El dinero le correspondía como heredera, luego de que su padre murió en prisión por supuesto abuso policial

Parece una telenovela, pero sucedió en Long Island (NY), donde Rebecca Schaefer, una adolescente de 19 años, por fin halló justicia luego que un abogado se declarara culpable de haberle estafado $2 millones de dólares en complicidad con su propio abuelo, tras quedar huérfana siendo una niña, en 2005.

Vincent Trimarco Jr., quien iba a ser el acusado en el primer juicio con jurado federal en Long Island desde el cierre de marzo por coronavirus, se declaró culpable inesperadamente el martes de conspiración para cometer fraude postal y electrónico.

Los fiscales federales argumentaron que Trimarco privó a Schaefer del dinero que se le debía como parte de un acuerdo de $3 millones de dólares en 2011 del condado Suffolk, después de que su padre adolescente muriera en 2005 estando preso.

Rebecca tenía 4 años en ese entonces. Y aún no ha recibido su parte de $2 millones de dólares, a pesar de una demanda civil que está en curso, dijo su abogado.

El juicio de Trimarco estaba programado para comenzar la próxima semana frente a la jueza federal Joan Azrack. Al declararse culpable, habló de una parte del plan, comprando y ocultando la venta de un Ferrari de $150 mil dólares, pero se negó a comentar después de salir de la corte.

Uno de sus abogados, Dennis Ring, dijo que su cliente y colega había luchado por obtener el acuerdo de los $3 millones con el condado y que desconocía la existencia de la hija del fallecido.

“En respuesta a estas circunstancias imprevisibles, el señor Trimarco cometió errores”, comentó Ring después. “Hoy acepta toda la responsabilidad por ellos”.

Como parte de un acuerdo de culpabilidad a la acusación original de 19 cargos, Trimarco enfrenta de 46 a 57 meses de prisión, según las pautas de sentencia, así como una multa de más de $1 millón de dólares y una restitución que se determinará entre $1 millón y $1.5 millones.

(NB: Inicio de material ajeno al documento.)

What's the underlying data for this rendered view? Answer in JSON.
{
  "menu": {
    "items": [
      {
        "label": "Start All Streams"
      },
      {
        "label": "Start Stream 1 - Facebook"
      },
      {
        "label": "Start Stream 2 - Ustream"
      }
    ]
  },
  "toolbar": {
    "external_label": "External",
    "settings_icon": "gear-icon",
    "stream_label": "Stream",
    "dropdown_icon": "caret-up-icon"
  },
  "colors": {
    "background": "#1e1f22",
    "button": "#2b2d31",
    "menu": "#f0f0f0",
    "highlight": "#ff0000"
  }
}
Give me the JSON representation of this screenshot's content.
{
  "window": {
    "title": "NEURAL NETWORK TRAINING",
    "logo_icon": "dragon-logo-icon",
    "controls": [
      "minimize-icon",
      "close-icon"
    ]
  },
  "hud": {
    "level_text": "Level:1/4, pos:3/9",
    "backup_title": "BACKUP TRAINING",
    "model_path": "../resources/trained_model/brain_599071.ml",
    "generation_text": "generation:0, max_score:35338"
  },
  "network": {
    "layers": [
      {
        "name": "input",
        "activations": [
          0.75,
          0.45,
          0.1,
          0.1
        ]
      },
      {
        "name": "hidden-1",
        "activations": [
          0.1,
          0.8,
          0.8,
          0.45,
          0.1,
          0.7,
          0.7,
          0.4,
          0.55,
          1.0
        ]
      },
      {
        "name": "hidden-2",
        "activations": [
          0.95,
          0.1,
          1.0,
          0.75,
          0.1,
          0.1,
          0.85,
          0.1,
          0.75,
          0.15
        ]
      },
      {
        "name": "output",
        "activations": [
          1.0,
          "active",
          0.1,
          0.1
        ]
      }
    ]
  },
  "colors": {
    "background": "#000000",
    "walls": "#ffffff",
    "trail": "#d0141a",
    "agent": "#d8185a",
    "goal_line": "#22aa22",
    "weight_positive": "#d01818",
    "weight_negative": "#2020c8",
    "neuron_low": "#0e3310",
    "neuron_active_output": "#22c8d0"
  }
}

Rebecca estaba en la sala del tribunal durante la declaración de culpabilidad, junto a su abuela, Debra Schaefer, quien la crió. “Hay algo de justicia, pero tomó demasiado tiempo para obtenerla, y podría haber tenido una vida aún mejor si hubiera obtenido el dinero al que tenía derecho”, dijo la señora.

El caso se remonta a 2005 cuando el padre de Rebecca, Scott Eriksen, entonces de 20 años, fue arrestado por un delito menor de marihuana y luego murió por supuestas heridas que sufrió en prisión.

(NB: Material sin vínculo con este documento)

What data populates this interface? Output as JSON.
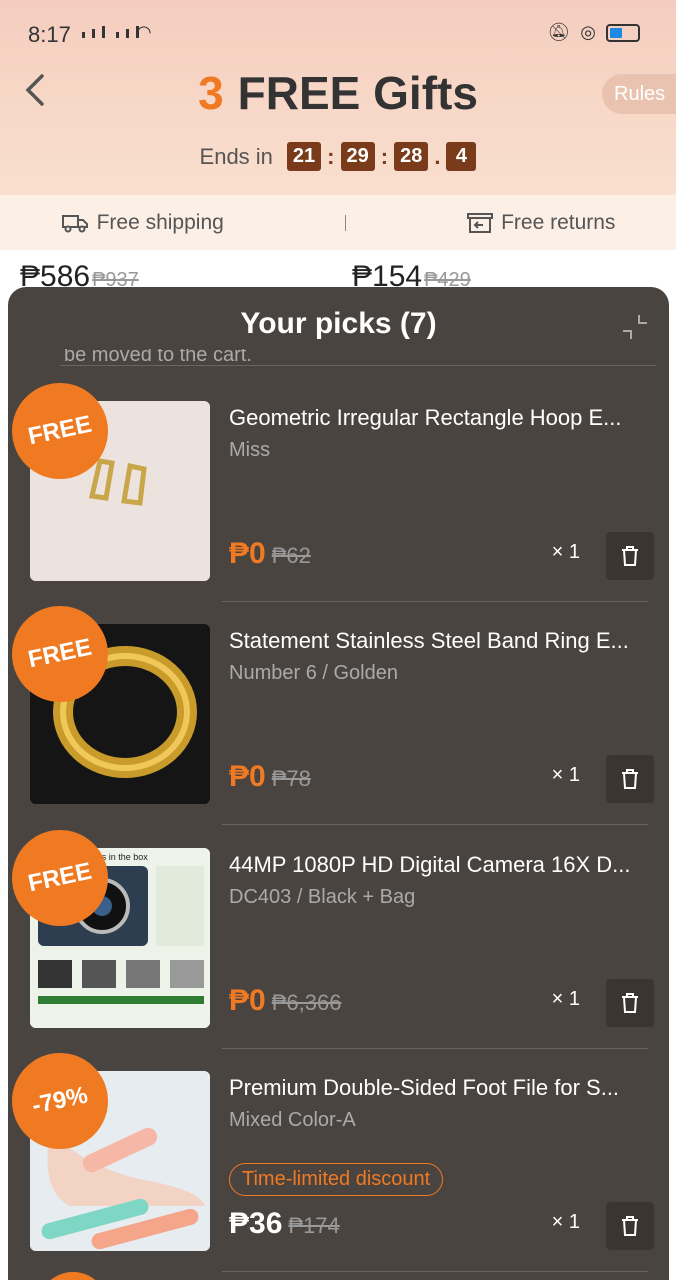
{
  "status_bar": {
    "time": "8:17"
  },
  "header": {
    "title_number": "3",
    "title_text": "FREE Gifts",
    "rules_label": "Rules",
    "countdown_label": "Ends in",
    "countdown": [
      "21",
      "29",
      "28",
      "4"
    ]
  },
  "benefits": {
    "shipping": "Free shipping",
    "returns": "Free returns"
  },
  "peek": [
    {
      "price": "₱586",
      "old": "₱937"
    },
    {
      "price": "₱154",
      "old": "₱429"
    }
  ],
  "sheet": {
    "title": "Your picks (7)",
    "cut_text": "be moved to the cart.",
    "items": [
      {
        "badge": "FREE",
        "title": "Geometric Irregular Rectangle Hoop E...",
        "variant": "Miss",
        "price": "₱0",
        "old_price": "₱62",
        "qty": "× 1"
      },
      {
        "badge": "FREE",
        "title": "Statement Stainless Steel Band Ring E...",
        "variant": "Number 6 / Golden",
        "price": "₱0",
        "old_price": "₱78",
        "qty": "× 1"
      },
      {
        "badge": "FREE",
        "title": "44MP 1080P HD Digital Camera 16X D...",
        "variant": "DC403 / Black + Bag",
        "price": "₱0",
        "old_price": "₱6,366",
        "qty": "× 1",
        "image_text": "'s in the box"
      },
      {
        "badge": "-79%",
        "title": "Premium Double-Sided Foot File for S...",
        "variant": "Mixed Color-A",
        "tag": "Time-limited discount",
        "price": "₱36",
        "old_price": "₱174",
        "qty": "× 1"
      }
    ]
  },
  "colors": {
    "accent": "#f07a22",
    "sheet_bg": "#4a4441",
    "countdown_bg": "#7a3b1a"
  }
}
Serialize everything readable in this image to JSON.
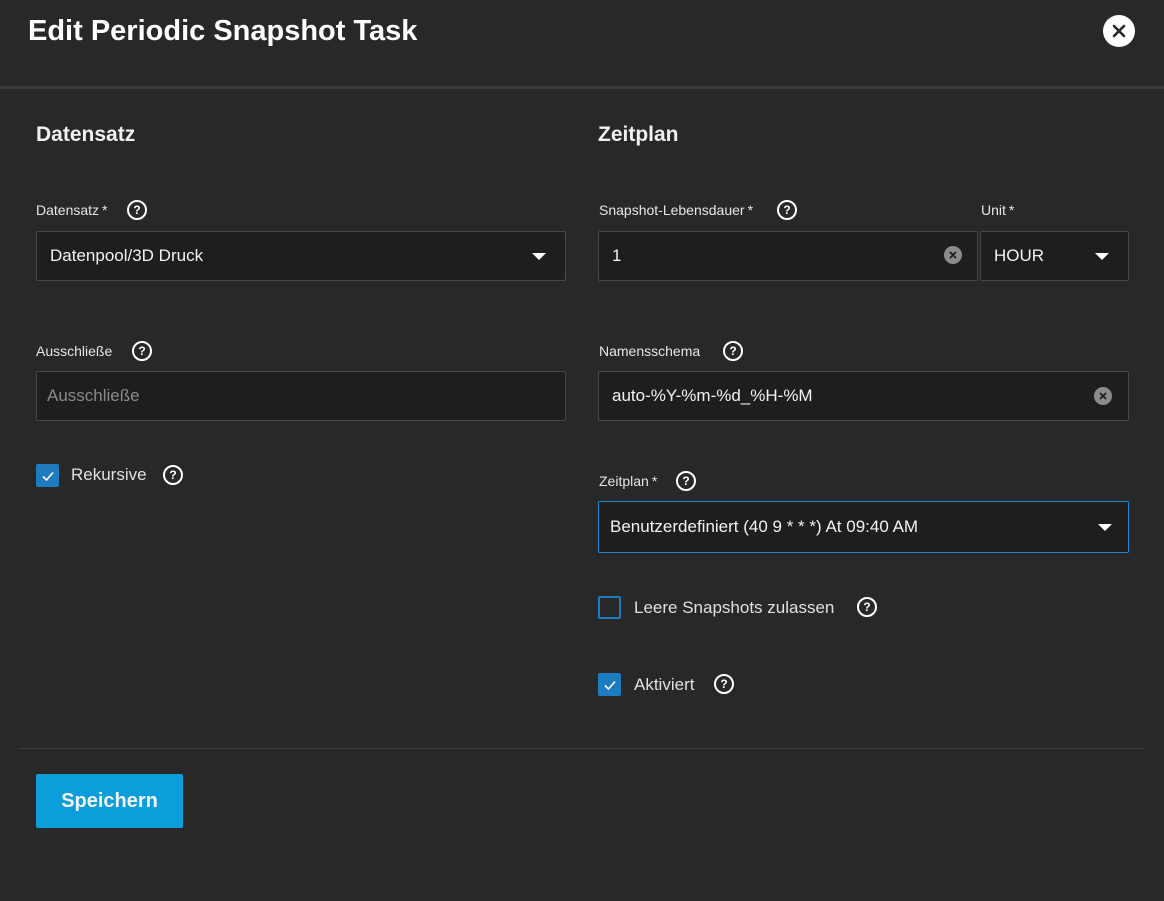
{
  "dialog": {
    "title": "Edit Periodic Snapshot Task"
  },
  "sections": {
    "dataset_title": "Datensatz",
    "schedule_title": "Zeitplan"
  },
  "dataset": {
    "label": "Datensatz",
    "required_mark": "*",
    "value": "Datenpool/3D Druck"
  },
  "exclude": {
    "label": "Ausschließe",
    "placeholder": "Ausschließe",
    "value": ""
  },
  "recursive": {
    "label": "Rekursive",
    "checked": true
  },
  "lifetime": {
    "label": "Snapshot-Lebensdauer",
    "required_mark": "*",
    "value": "1"
  },
  "unit": {
    "label": "Unit",
    "required_mark": "*",
    "value": "HOUR"
  },
  "naming_schema": {
    "label": "Namensschema",
    "value": "auto-%Y-%m-%d_%H-%M"
  },
  "schedule": {
    "label": "Zeitplan",
    "required_mark": "*",
    "value": "Benutzerdefiniert (40 9 * * *) At 09:40 AM"
  },
  "allow_empty": {
    "label": "Leere Snapshots zulassen",
    "checked": false
  },
  "enabled": {
    "label": "Aktiviert",
    "checked": true
  },
  "actions": {
    "save_label": "Speichern"
  },
  "icons": {
    "help": "?",
    "close": "close-icon",
    "check": "check-icon",
    "clear": "clear-icon",
    "dropdown": "chevron-down-icon"
  },
  "colors": {
    "background": "#282828",
    "field_background": "#1e1e1e",
    "accent": "#1d7cbf",
    "primary_button": "#0c9ddb"
  }
}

Los abogados de la familia Eriksen dijeron que lo habían golpeado brutalmente después de que se volvió violento. El condado lo negó, pero acordó pagar $3 millones de dólares a su familia.

Trimarco y otro abogado se dividieron $1 millón de dólares en honorarios en 2011 y se suponía que los $2 millones restantes iban a ser para el heredero de Eriksen.

Trimarco y Gary Eriksen -padre del fallecido y abuelo de Rebecca-, recolectaron los $2 millones de dólares restantes, alegando que él era el heredero legítimo, según funcionarios y documentos judiciales.

Ambos gastaron gran parte del dinero del acuerdo en autos de lujo, propiedades en el condado Suffolk y una inversión en Emporium, un club nocturno en Patchogue ahora desaparecido. Luego Trimarco defraudó al abuelo Eriksen en un segundo plan, al adueñarse de los autos y otras propiedades, dijeron las autoridades.

Trimarco fue acusado en 2017, pero el abuelo Eriksen había muerto varios meses antes y por tanto sólo fue señalado como un co-conspirador “sin nombre” en el caso., resumió Newsday.